What Happened and How Quickly

The government's requirement caught Anthropic off guard. The company was forced to immediately block Fable 5 and Mythos 5 for all users falling under the definition of "foreign citizen"—a definition that turned out to be far broader than initially anticipated. Unlike standard regulatory processes, which typically provide for a transition period, this order required immediate compliance.

A particular problem arose from the fact that the restrictions affected the company's own employees. A significant portion of Anthropic's researchers are specialists who came from other countries but have worked in the United States for years. For them, losing access to their own working tools meant an immediate operational crisis. The company had to simultaneously address legal issues and technically manage access in real time.

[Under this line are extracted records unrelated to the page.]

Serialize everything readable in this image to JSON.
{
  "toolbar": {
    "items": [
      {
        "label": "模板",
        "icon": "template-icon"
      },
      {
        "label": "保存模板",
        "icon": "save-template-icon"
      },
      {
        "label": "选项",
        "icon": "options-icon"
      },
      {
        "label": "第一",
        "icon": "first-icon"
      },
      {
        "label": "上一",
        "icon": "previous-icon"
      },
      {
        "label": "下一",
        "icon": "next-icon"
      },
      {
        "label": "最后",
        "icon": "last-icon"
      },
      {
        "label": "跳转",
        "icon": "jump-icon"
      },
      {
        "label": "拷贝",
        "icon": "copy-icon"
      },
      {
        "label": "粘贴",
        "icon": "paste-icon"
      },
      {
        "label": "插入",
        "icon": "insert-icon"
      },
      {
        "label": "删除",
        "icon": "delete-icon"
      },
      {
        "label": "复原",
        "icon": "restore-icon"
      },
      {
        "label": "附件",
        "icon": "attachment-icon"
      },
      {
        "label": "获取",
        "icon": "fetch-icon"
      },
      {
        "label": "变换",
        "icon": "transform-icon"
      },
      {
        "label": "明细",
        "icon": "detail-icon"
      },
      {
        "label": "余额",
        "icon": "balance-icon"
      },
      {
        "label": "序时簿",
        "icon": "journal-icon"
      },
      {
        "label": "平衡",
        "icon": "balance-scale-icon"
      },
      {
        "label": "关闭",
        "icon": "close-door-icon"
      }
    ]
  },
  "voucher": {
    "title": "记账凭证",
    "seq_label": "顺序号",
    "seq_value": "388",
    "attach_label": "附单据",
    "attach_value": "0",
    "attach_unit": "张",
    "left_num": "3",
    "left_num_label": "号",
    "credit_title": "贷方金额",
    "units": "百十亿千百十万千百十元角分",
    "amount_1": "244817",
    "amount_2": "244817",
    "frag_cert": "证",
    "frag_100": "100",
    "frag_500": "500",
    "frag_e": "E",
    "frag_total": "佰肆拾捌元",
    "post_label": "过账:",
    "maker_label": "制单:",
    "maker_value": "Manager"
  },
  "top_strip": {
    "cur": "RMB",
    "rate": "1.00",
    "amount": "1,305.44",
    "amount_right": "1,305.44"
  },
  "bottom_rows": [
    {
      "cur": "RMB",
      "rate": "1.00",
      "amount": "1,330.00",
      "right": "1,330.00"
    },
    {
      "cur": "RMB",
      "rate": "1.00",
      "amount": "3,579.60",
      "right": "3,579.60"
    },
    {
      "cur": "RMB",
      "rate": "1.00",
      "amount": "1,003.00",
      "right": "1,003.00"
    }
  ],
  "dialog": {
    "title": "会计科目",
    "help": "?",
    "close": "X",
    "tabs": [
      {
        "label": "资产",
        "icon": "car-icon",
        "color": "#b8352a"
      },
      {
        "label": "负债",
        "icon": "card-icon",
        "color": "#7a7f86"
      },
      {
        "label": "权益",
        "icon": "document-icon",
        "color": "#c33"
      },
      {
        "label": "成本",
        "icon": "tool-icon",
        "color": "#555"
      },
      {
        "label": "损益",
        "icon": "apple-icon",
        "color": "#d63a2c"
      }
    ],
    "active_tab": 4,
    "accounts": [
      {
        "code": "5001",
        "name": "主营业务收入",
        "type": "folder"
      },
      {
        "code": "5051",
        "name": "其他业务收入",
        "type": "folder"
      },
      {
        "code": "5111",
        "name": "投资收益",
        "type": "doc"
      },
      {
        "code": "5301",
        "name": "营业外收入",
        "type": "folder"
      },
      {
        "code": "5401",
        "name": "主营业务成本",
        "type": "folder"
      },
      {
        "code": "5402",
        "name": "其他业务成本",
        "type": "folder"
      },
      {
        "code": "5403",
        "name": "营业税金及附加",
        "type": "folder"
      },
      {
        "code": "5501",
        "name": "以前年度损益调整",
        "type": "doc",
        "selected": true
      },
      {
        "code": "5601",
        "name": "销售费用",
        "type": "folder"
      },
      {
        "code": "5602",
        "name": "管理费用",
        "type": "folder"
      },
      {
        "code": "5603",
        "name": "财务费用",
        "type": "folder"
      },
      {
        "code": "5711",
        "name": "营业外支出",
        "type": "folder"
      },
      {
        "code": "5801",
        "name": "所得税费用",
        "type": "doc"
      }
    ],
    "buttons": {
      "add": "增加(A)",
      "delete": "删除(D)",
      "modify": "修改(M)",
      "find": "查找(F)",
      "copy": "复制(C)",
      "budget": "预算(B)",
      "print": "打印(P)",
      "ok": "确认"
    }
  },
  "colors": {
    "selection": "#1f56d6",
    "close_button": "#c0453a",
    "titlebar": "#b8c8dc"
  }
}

In an official statement, Anthropic reported that the government cited "national security authorities" as the basis for "export controls." No public explanation was provided as to which specific law was being applied or why. This placed the company, its lawyers, and industry observers in an extremely awkward position: the requirement had to be complied with, but its legal nature could not be understood.

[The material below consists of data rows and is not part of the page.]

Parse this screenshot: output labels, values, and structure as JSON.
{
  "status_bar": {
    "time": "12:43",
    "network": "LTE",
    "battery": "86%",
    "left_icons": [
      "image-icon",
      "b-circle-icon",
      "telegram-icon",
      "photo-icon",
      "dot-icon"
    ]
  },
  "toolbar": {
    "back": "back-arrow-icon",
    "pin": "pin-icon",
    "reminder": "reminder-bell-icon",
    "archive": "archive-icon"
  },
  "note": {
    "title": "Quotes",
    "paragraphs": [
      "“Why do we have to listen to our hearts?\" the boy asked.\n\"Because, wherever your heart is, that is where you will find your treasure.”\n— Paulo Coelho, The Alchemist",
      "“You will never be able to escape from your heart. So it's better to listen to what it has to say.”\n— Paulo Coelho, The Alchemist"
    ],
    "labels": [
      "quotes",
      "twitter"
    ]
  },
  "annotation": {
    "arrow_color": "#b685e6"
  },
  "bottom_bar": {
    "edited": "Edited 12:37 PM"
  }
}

An Unprecedented Precedent

Experts in technology policy are unanimous: nothing like this has happened before.

"As far as I know, this is the first time that U.S. export controls

have been used to restrict access to an AI model in this manner."

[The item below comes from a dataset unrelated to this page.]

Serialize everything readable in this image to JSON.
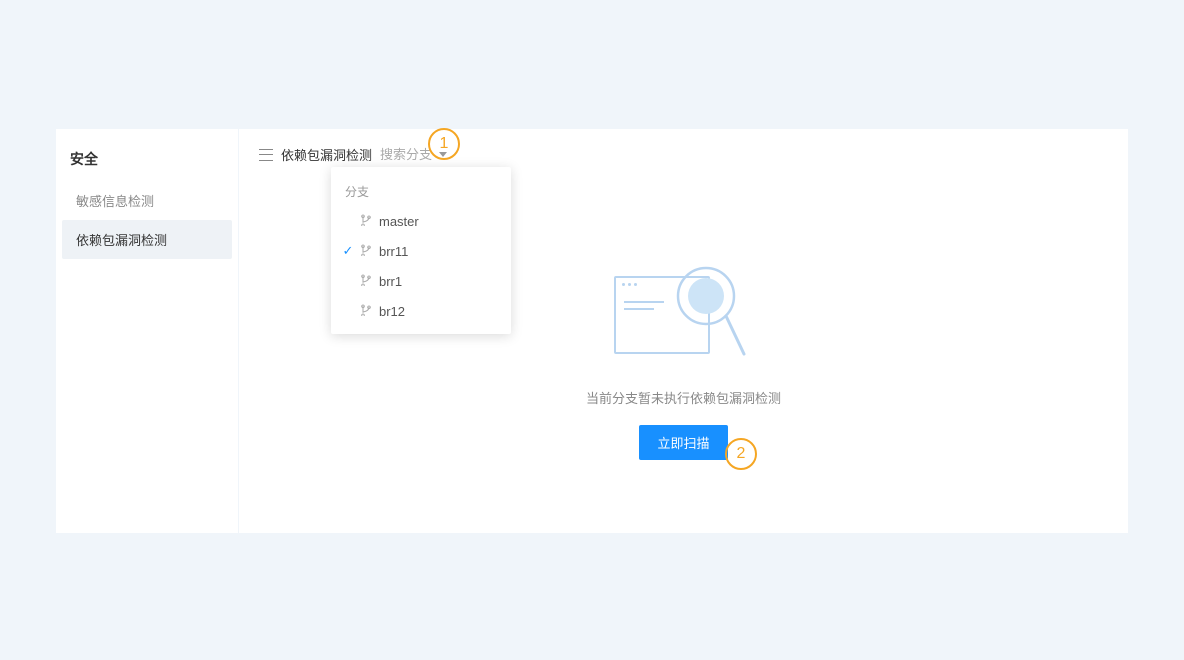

Until now, American export controls in high-tech industries have primarily concerned chips and specialized equipment—for example, high-performance GPUs, whose importation is restricted for a number of countries. Applying this mechanism to cloud AI services represents a fundamentally different step: what comes under control is not a physical commodity, but the right to use a software model over the internet. This changes the very logic of how regulators can influence the AI industry.

Who Was Affected

The scope of restrictions proved to be far broader than the conventional understanding of "export controls" would suggest:

  • Foreign citizens legally residing and working in the United States
  • Anthropic employees with foreign passports
  • International corporate clients using the Claude API
  • Academic researchers from countries outside the "whitelist"
  • Company partners with development teams abroad

If such orders become the norm, major AI laboratories will face a stark choice: restrict hiring of foreign specialists—or accept that employees could lose access to key company products at any moment.

What This Means

This episode marked a new line in American technology policy: export controls can extend not only to hardware, but also to software products—and can be introduced without public legal justification or advance notice. For AI companies, this represents a new type of regulatory risk for which the industry is not yet prepared. For the international market, it is a signal that access to cutting-edge American models could come under threat on grounds that were never announced in advance.